Ron se jeta sur Malefoy et le précipita au sol. Hermione observa la scène, incapable de faire le moindre geste. Ce n'est que lorsque Ron sortit sa baguette, qu'il la pointa sur Malefoy qu'elle se décida à sortir la sienne et à crier :
— Expelliarmus !
La baguette de Ron s'envola. Hermione se précipita vers Harry. Ginny avait déjà retiré l'épée et contemplait le corps immobile. Hermione avait, par chance, ingurgité quelques manuels de premiers secours. Elle marmonna quelques enchantements et le sang cessa de couler. La plaie ne se referma pas pour autant. Harry respirait, et elle sentait son cœur battre. L'épée n'était pas passée loin…
— Non ! hurla Voldemort.
Il dirigea sa baguette vers Hermione qui continuait à examiner Harry, inconsciente de ce qui se passait. Elle vit un éclair vert se diriger sur elle, ferma les yeux, mais entendit un grand hurlement au loin. La tête lui tournait, mais elle ouvrit les yeux. Elle se trouvait toujours dans la Grande Salle, en vie. Par quel miracle ?

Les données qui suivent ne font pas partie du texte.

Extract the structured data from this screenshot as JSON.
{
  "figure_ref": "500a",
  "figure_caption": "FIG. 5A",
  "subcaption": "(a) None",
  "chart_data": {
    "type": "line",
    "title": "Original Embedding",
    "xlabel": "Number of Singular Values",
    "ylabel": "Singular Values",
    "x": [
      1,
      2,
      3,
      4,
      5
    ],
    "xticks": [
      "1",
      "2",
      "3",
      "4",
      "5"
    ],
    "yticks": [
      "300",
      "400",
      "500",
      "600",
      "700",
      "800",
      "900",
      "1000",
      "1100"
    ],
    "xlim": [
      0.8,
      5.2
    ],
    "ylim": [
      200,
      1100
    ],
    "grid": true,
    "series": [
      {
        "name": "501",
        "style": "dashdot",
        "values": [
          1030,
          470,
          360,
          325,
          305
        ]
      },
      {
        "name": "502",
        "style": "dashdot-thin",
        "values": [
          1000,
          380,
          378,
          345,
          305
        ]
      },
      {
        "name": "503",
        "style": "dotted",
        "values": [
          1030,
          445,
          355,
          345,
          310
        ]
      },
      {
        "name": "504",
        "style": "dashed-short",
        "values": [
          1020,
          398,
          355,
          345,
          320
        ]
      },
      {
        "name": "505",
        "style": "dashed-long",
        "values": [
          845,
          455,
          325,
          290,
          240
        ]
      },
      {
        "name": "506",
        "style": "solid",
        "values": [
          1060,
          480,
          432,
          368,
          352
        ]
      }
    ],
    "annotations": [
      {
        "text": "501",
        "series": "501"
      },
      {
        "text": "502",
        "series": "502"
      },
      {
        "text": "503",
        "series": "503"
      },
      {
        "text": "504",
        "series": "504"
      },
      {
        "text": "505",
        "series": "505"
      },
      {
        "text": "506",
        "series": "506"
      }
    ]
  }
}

Elle regarda autour d'elle et poussa un cri de désespoir en voyant Drago, face contre terre, juste devant elle. Il avait pris le sort de plein fouet. Mais elle fut tirée de son ébahissement quand elle entendit plusieurs exclamations : Voldemort venait de tomber. Hermione saisit Drago par les épaules et fondit en larmes en voyant qu'il respirait toujours.
— Le Seigneur des Ténèbres est mort ! hurla Alecto. Fu…

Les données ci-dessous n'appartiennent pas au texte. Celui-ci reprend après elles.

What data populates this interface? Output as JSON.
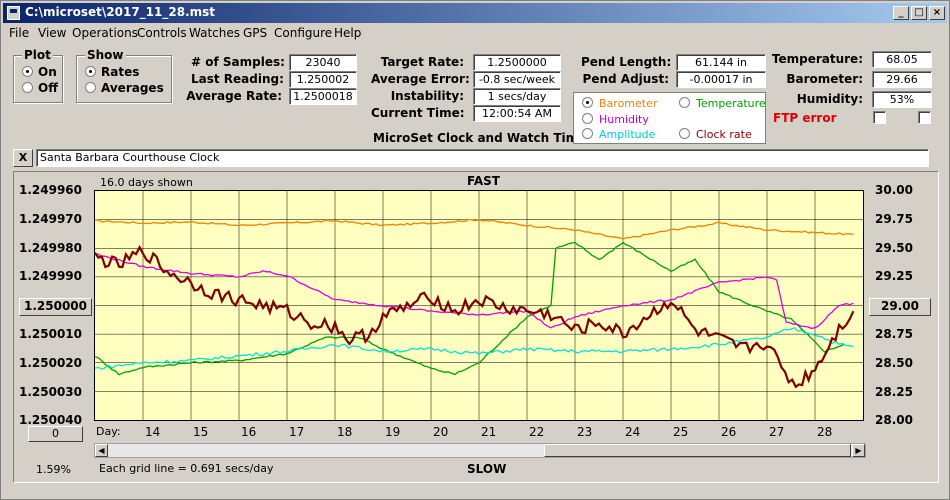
{
  "window": {
    "title": "C:\\microset\\2017_11_28.mst"
  },
  "menu": [
    "File",
    "View",
    "Operations",
    "Controls",
    "Watches",
    "GPS",
    "Configure",
    "Help"
  ],
  "plot_group": {
    "title": "Plot",
    "on": "On",
    "off": "Off",
    "selected": "On"
  },
  "show_group": {
    "title": "Show",
    "rates": "Rates",
    "averages": "Averages",
    "selected": "Rates"
  },
  "stats": {
    "samples_label": "# of Samples:",
    "samples": "23040",
    "last_label": "Last Reading:",
    "last": "1.250002",
    "avg_label": "Average Rate:",
    "avg": "1.2500018",
    "target_label": "Target Rate:",
    "target": "1.2500000",
    "avgerr_label": "Average Error:",
    "avgerr": "-0.8 sec/week",
    "instab_label": "Instability:",
    "instab": "1 secs/day",
    "time_label": "Current Time:",
    "time": "12:00:54 AM",
    "pendlen_label": "Pend Length:",
    "pendlen": "61.144 in",
    "pendadj_label": "Pend Adjust:",
    "pendadj": "-0.00017 in",
    "temp_label": "Temperature:",
    "temp": "68.05",
    "baro_label": "Barometer:",
    "baro": "29.66",
    "hum_label": "Humidity:",
    "hum": "53%"
  },
  "app_caption": "MicroSet Clock and Watch Timer",
  "ftp_error": "FTP error",
  "series_select": {
    "barometer": "Barometer",
    "temperature": "Temperature",
    "humidity": "Humidity",
    "amplitude": "Amplitude",
    "clockrate": "Clock rate",
    "selected": "Barometer"
  },
  "clock_name": "Santa Barbara Courthouse Clock",
  "close_label": "X",
  "chart": {
    "days_shown": "16.0 days shown",
    "fast": "FAST",
    "slow": "SLOW",
    "grid_note": "Each grid line = 0.691 secs/day",
    "day_label": "Day:",
    "left_button": "1.250000",
    "right_button": "29.00",
    "bottom_button": "0",
    "percent": "1.59%"
  },
  "chart_data": {
    "type": "line",
    "x_days": [
      "14",
      "15",
      "16",
      "17",
      "18",
      "19",
      "20",
      "21",
      "22",
      "23",
      "24",
      "25",
      "26",
      "27",
      "28"
    ],
    "left_axis": {
      "ticks": [
        "1.249960",
        "1.249970",
        "1.249980",
        "1.249990",
        "1.250000",
        "1.250010",
        "1.250020",
        "1.250030",
        "1.250040"
      ],
      "range": [
        1.24996,
        1.25004
      ]
    },
    "right_axis": {
      "ticks": [
        "30.00",
        "29.75",
        "29.50",
        "29.25",
        "29.00",
        "28.75",
        "28.50",
        "28.25",
        "28.00"
      ],
      "range": [
        28.0,
        30.0
      ]
    },
    "series": [
      {
        "color": "#f08000",
        "points": [
          [
            13,
            29.74
          ],
          [
            14,
            29.72
          ],
          [
            15,
            29.73
          ],
          [
            16,
            29.7
          ],
          [
            17,
            29.72
          ],
          [
            18,
            29.74
          ],
          [
            19,
            29.7
          ],
          [
            20,
            29.72
          ],
          [
            21,
            29.75
          ],
          [
            22,
            29.7
          ],
          [
            23,
            29.66
          ],
          [
            24,
            29.58
          ],
          [
            25,
            29.66
          ],
          [
            26,
            29.72
          ],
          [
            27,
            29.66
          ],
          [
            28.8,
            29.62
          ]
        ]
      },
      {
        "color": "#00a000",
        "points": [
          [
            13,
            28.56
          ],
          [
            13.5,
            28.4
          ],
          [
            14,
            28.46
          ],
          [
            15,
            28.5
          ],
          [
            16,
            28.52
          ],
          [
            17,
            28.58
          ],
          [
            17.8,
            28.72
          ],
          [
            18.5,
            28.72
          ],
          [
            19,
            28.62
          ],
          [
            20,
            28.45
          ],
          [
            20.5,
            28.4
          ],
          [
            21,
            28.5
          ],
          [
            22,
            28.9
          ],
          [
            22.5,
            29.0
          ],
          [
            22.6,
            29.5
          ],
          [
            23,
            29.55
          ],
          [
            23.5,
            29.4
          ],
          [
            24,
            29.55
          ],
          [
            25,
            29.3
          ],
          [
            25.5,
            29.4
          ],
          [
            26,
            29.12
          ],
          [
            27,
            28.95
          ],
          [
            27.5,
            28.88
          ],
          [
            28.2,
            28.6
          ],
          [
            28.6,
            28.66
          ]
        ]
      },
      {
        "color": "#e000e0",
        "points": [
          [
            13,
            29.45
          ],
          [
            14,
            29.34
          ],
          [
            15,
            29.28
          ],
          [
            16,
            29.25
          ],
          [
            16.5,
            29.3
          ],
          [
            17,
            29.26
          ],
          [
            18,
            29.05
          ],
          [
            19,
            29.0
          ],
          [
            20,
            28.95
          ],
          [
            21,
            28.92
          ],
          [
            22,
            28.95
          ],
          [
            22.5,
            28.8
          ],
          [
            23,
            28.9
          ],
          [
            24,
            29.0
          ],
          [
            25,
            29.05
          ],
          [
            26,
            29.2
          ],
          [
            27,
            29.25
          ],
          [
            27.2,
            29.22
          ],
          [
            27.4,
            28.85
          ],
          [
            28,
            28.8
          ],
          [
            28.5,
            29.0
          ],
          [
            28.8,
            29.02
          ]
        ]
      },
      {
        "color": "#00e0e0",
        "points": [
          [
            13,
            28.45
          ],
          [
            14,
            28.5
          ],
          [
            15,
            28.52
          ],
          [
            16,
            28.56
          ],
          [
            17,
            28.6
          ],
          [
            18,
            28.66
          ],
          [
            19,
            28.6
          ],
          [
            20,
            28.62
          ],
          [
            21,
            28.58
          ],
          [
            22,
            28.62
          ],
          [
            23,
            28.6
          ],
          [
            24,
            28.6
          ],
          [
            25,
            28.62
          ],
          [
            26,
            28.66
          ],
          [
            27,
            28.72
          ],
          [
            27.5,
            28.8
          ],
          [
            28,
            28.75
          ],
          [
            28.5,
            28.66
          ],
          [
            28.8,
            28.64
          ]
        ]
      },
      {
        "color": "#800000",
        "points": [
          [
            13,
            29.42
          ],
          [
            13.5,
            29.35
          ],
          [
            14,
            29.48
          ],
          [
            14.5,
            29.3
          ],
          [
            15,
            29.2
          ],
          [
            15.5,
            29.1
          ],
          [
            16,
            29.05
          ],
          [
            17,
            28.95
          ],
          [
            17.5,
            28.85
          ],
          [
            18,
            28.82
          ],
          [
            18.3,
            28.7
          ],
          [
            18.7,
            28.75
          ],
          [
            19,
            28.9
          ],
          [
            20,
            29.08
          ],
          [
            20.5,
            28.95
          ],
          [
            21,
            29.05
          ],
          [
            21.5,
            28.98
          ],
          [
            22,
            28.95
          ],
          [
            22.5,
            28.92
          ],
          [
            23,
            28.78
          ],
          [
            23.5,
            28.85
          ],
          [
            24,
            28.75
          ],
          [
            25,
            29.05
          ],
          [
            25.5,
            28.78
          ],
          [
            26,
            28.7
          ],
          [
            26.5,
            28.62
          ],
          [
            27,
            28.68
          ],
          [
            27.3,
            28.45
          ],
          [
            27.6,
            28.3
          ],
          [
            28,
            28.45
          ],
          [
            28.5,
            28.8
          ],
          [
            28.8,
            28.95
          ]
        ]
      }
    ]
  }
}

Elle n'eut pas le temps de finir sa phrase : McGonagall lui avait lancé un Stupéfix. Les professeurs s'avancèrent vers les élèves de Gryffondor, Serdaigle et Poufsouffle et les sortilèges fusèrent pas dizaine. Hermione n'en revenait pas. En quelques minutes à peine, le mage noir était tombé, l'Ordre avait repris le dessus et les Mangemorts étaient hors d'état de nuire…
~o~O~o~
McGonagall se tourna vers Hermione et Ginny et leur dit :
— Emmenez Potter et Malefoy à l'infirmerie. Mme Pomfresh fera ce qu'elle pourra, ils devraient normalement s'en sortir.
A l'aide de sortilèges de lévitation, les deux jeunes filles, suivies de Ron, sortirent de la Grande Salle et coururent jusqu'à l'infirmerie. Mme Pomfresh les vit arriver, médusée. Elle ne savait rien de ce qui venait de se passer. Les trois Gryffondor lui racontèrent brièvement les faits et lui dirent ce qui était arrivé à Harry et Drago.

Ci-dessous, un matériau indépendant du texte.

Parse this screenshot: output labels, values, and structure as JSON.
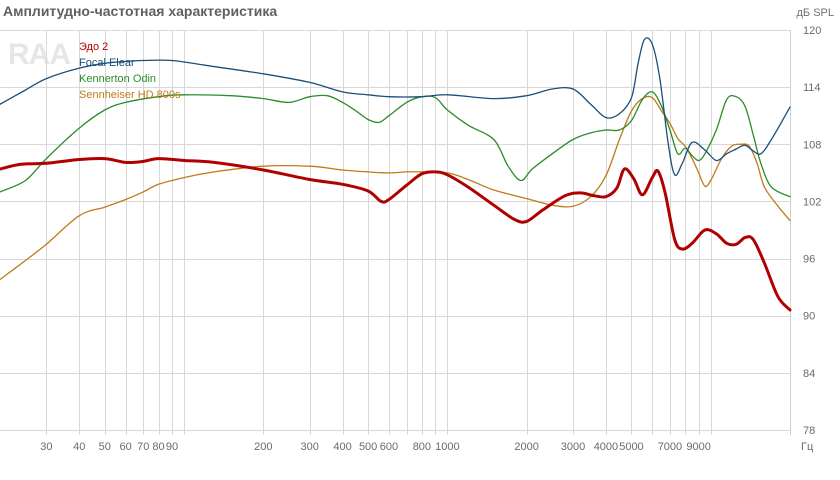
{
  "header": {
    "title": "Амплитудно-частотная характеристика",
    "unit": "дБ SPL",
    "logo": "RAA"
  },
  "chart_data": {
    "type": "line",
    "title": "Амплитудно-частотная характеристика",
    "ylabel": "дБ SPL",
    "xlabel": "Гц",
    "x_scale": "log",
    "xlim": [
      20,
      20000
    ],
    "ylim": [
      78,
      120
    ],
    "yticks": [
      78,
      84,
      90,
      96,
      102,
      108,
      114,
      120
    ],
    "xticks": [
      {
        "v": 30,
        "label": "30"
      },
      {
        "v": 40,
        "label": "40"
      },
      {
        "v": 50,
        "label": "50"
      },
      {
        "v": 60,
        "label": "60"
      },
      {
        "v": 70,
        "label": "70"
      },
      {
        "v": 80,
        "label": "80"
      },
      {
        "v": 90,
        "label": "90"
      },
      {
        "v": 200,
        "label": "200"
      },
      {
        "v": 300,
        "label": "300"
      },
      {
        "v": 400,
        "label": "400"
      },
      {
        "v": 500,
        "label": "500"
      },
      {
        "v": 600,
        "label": "600"
      },
      {
        "v": 800,
        "label": "800"
      },
      {
        "v": 1000,
        "label": "1000"
      },
      {
        "v": 2000,
        "label": "2000"
      },
      {
        "v": 3000,
        "label": "3000"
      },
      {
        "v": 4000,
        "label": "4000"
      },
      {
        "v": 5000,
        "label": "5000"
      },
      {
        "v": 7000,
        "label": "7000"
      },
      {
        "v": 9000,
        "label": "9000"
      }
    ],
    "xtick_unit_label": "Гц",
    "grid": true,
    "legend_position": "top-left",
    "series": [
      {
        "name": "Эдо 2",
        "color": "#b00000",
        "width": 3,
        "points": [
          [
            20,
            105.4
          ],
          [
            24,
            105.9
          ],
          [
            30,
            106.0
          ],
          [
            40,
            106.4
          ],
          [
            50,
            106.5
          ],
          [
            60,
            106.1
          ],
          [
            70,
            106.2
          ],
          [
            80,
            106.5
          ],
          [
            100,
            106.3
          ],
          [
            130,
            106.1
          ],
          [
            200,
            105.3
          ],
          [
            300,
            104.3
          ],
          [
            400,
            103.8
          ],
          [
            500,
            103.1
          ],
          [
            560,
            102.0
          ],
          [
            600,
            102.2
          ],
          [
            700,
            103.7
          ],
          [
            800,
            104.9
          ],
          [
            900,
            105.1
          ],
          [
            1000,
            104.8
          ],
          [
            1200,
            103.5
          ],
          [
            1500,
            101.6
          ],
          [
            1800,
            100.1
          ],
          [
            2000,
            99.9
          ],
          [
            2300,
            101.1
          ],
          [
            2800,
            102.6
          ],
          [
            3200,
            102.9
          ],
          [
            3600,
            102.6
          ],
          [
            4000,
            102.5
          ],
          [
            4400,
            103.4
          ],
          [
            4700,
            105.4
          ],
          [
            5100,
            104.4
          ],
          [
            5500,
            102.7
          ],
          [
            6000,
            104.5
          ],
          [
            6300,
            105.2
          ],
          [
            6700,
            103.0
          ],
          [
            7300,
            98.0
          ],
          [
            7800,
            97.0
          ],
          [
            8500,
            97.6
          ],
          [
            9500,
            99.0
          ],
          [
            10500,
            98.6
          ],
          [
            11500,
            97.6
          ],
          [
            12500,
            97.5
          ],
          [
            13500,
            98.2
          ],
          [
            14500,
            98.0
          ],
          [
            16000,
            95.5
          ],
          [
            18000,
            92.0
          ],
          [
            20000,
            90.6
          ]
        ]
      },
      {
        "name": "Focal Elear",
        "color": "#1a4f7a",
        "width": 1.3,
        "points": [
          [
            20,
            112.2
          ],
          [
            25,
            113.7
          ],
          [
            30,
            114.9
          ],
          [
            40,
            116.0
          ],
          [
            50,
            116.5
          ],
          [
            60,
            116.7
          ],
          [
            70,
            116.8
          ],
          [
            90,
            116.8
          ],
          [
            120,
            116.3
          ],
          [
            200,
            115.4
          ],
          [
            300,
            114.5
          ],
          [
            400,
            113.5
          ],
          [
            500,
            113.2
          ],
          [
            600,
            113.0
          ],
          [
            800,
            113.0
          ],
          [
            1000,
            113.2
          ],
          [
            1500,
            112.8
          ],
          [
            2000,
            113.1
          ],
          [
            2500,
            113.8
          ],
          [
            3000,
            113.8
          ],
          [
            3500,
            112.2
          ],
          [
            4000,
            110.8
          ],
          [
            4500,
            111.2
          ],
          [
            5000,
            112.9
          ],
          [
            5300,
            116.5
          ],
          [
            5600,
            119.0
          ],
          [
            6000,
            118.5
          ],
          [
            6400,
            115.0
          ],
          [
            6900,
            108.0
          ],
          [
            7300,
            104.8
          ],
          [
            7800,
            106.0
          ],
          [
            8500,
            108.2
          ],
          [
            9500,
            107.4
          ],
          [
            10500,
            106.3
          ],
          [
            11500,
            107.0
          ],
          [
            12500,
            107.5
          ],
          [
            13500,
            107.9
          ],
          [
            14500,
            107.3
          ],
          [
            15500,
            107.0
          ],
          [
            17000,
            108.5
          ],
          [
            20000,
            111.9
          ]
        ]
      },
      {
        "name": "Kennerton Odin",
        "color": "#2a8c2a",
        "width": 1.3,
        "points": [
          [
            20,
            103.0
          ],
          [
            25,
            104.2
          ],
          [
            30,
            106.5
          ],
          [
            40,
            109.7
          ],
          [
            50,
            111.6
          ],
          [
            60,
            112.4
          ],
          [
            80,
            113.0
          ],
          [
            100,
            113.2
          ],
          [
            150,
            113.1
          ],
          [
            200,
            112.8
          ],
          [
            250,
            112.4
          ],
          [
            300,
            113.0
          ],
          [
            350,
            113.1
          ],
          [
            400,
            112.4
          ],
          [
            450,
            111.5
          ],
          [
            500,
            110.6
          ],
          [
            550,
            110.3
          ],
          [
            600,
            111.0
          ],
          [
            700,
            112.4
          ],
          [
            800,
            113.0
          ],
          [
            900,
            112.9
          ],
          [
            1000,
            111.6
          ],
          [
            1200,
            110.0
          ],
          [
            1500,
            108.5
          ],
          [
            1700,
            105.7
          ],
          [
            1900,
            104.2
          ],
          [
            2100,
            105.4
          ],
          [
            2500,
            107.0
          ],
          [
            3000,
            108.5
          ],
          [
            3500,
            109.2
          ],
          [
            4000,
            109.5
          ],
          [
            4500,
            109.5
          ],
          [
            5000,
            110.5
          ],
          [
            5500,
            112.7
          ],
          [
            6000,
            113.5
          ],
          [
            6500,
            112.0
          ],
          [
            7000,
            109.5
          ],
          [
            7500,
            107.0
          ],
          [
            8000,
            107.6
          ],
          [
            8500,
            106.8
          ],
          [
            9000,
            106.3
          ],
          [
            9500,
            107.0
          ],
          [
            10500,
            109.5
          ],
          [
            11500,
            112.7
          ],
          [
            12500,
            113.0
          ],
          [
            13500,
            112.0
          ],
          [
            14500,
            109.0
          ],
          [
            15500,
            106.0
          ],
          [
            17000,
            103.5
          ],
          [
            20000,
            102.5
          ]
        ]
      },
      {
        "name": "Sennheiser HD 800s",
        "color": "#c07a18",
        "width": 1.3,
        "points": [
          [
            20,
            93.8
          ],
          [
            25,
            95.8
          ],
          [
            30,
            97.5
          ],
          [
            40,
            100.5
          ],
          [
            50,
            101.4
          ],
          [
            60,
            102.2
          ],
          [
            70,
            103.0
          ],
          [
            80,
            103.8
          ],
          [
            100,
            104.5
          ],
          [
            130,
            105.1
          ],
          [
            200,
            105.7
          ],
          [
            300,
            105.7
          ],
          [
            400,
            105.3
          ],
          [
            500,
            105.1
          ],
          [
            600,
            105.0
          ],
          [
            700,
            105.1
          ],
          [
            800,
            105.1
          ],
          [
            1000,
            105.0
          ],
          [
            1200,
            104.3
          ],
          [
            1500,
            103.2
          ],
          [
            2000,
            102.3
          ],
          [
            2500,
            101.6
          ],
          [
            3000,
            101.5
          ],
          [
            3500,
            102.5
          ],
          [
            4000,
            104.7
          ],
          [
            4500,
            108.5
          ],
          [
            5000,
            111.5
          ],
          [
            5500,
            112.8
          ],
          [
            6000,
            112.9
          ],
          [
            6500,
            111.5
          ],
          [
            7000,
            110.2
          ],
          [
            7500,
            108.6
          ],
          [
            8000,
            107.8
          ],
          [
            8500,
            106.5
          ],
          [
            9000,
            105.0
          ],
          [
            9500,
            103.6
          ],
          [
            10000,
            104.2
          ],
          [
            11000,
            106.5
          ],
          [
            12000,
            107.8
          ],
          [
            13000,
            108.0
          ],
          [
            14000,
            107.8
          ],
          [
            15000,
            106.0
          ],
          [
            16000,
            103.5
          ],
          [
            18000,
            101.5
          ],
          [
            20000,
            100.0
          ]
        ]
      }
    ]
  }
}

— Très bien, je vais faire ce que je peux, dit-elle.
Elle emmena les deux corps inertes et les trois amis restèrent dans le couloir. Ron regarda Hermione, avec un regard où se mêlaient reproche et confusion.
— Il y a quelque chose entre toi et Malefoy ? lui demanda-t-il.
Hermione soupira et répondit :
— Qu'est-ce que ça peut faire ? Ça ne pourra pas durer, on est trop différents. Allons nous coucher, je suis épuisée.
Ils montèrent à la tour de Gryffondor, en silence. Hermione retenait les larmes de peur et de chagrin qui mouillaient ses yeux noisette. Elle monta à son dortoir où elle retrouva Parvati et Lavande. Celles-ci la dévisagèrent mais ne dirent rien. Hermione se déshabilla rapidement, elle inspira le parfum de Drago qui avait imprégné sa robe et elle se coucha sans un mot, roulée en boule, en sanglotant silencieusement.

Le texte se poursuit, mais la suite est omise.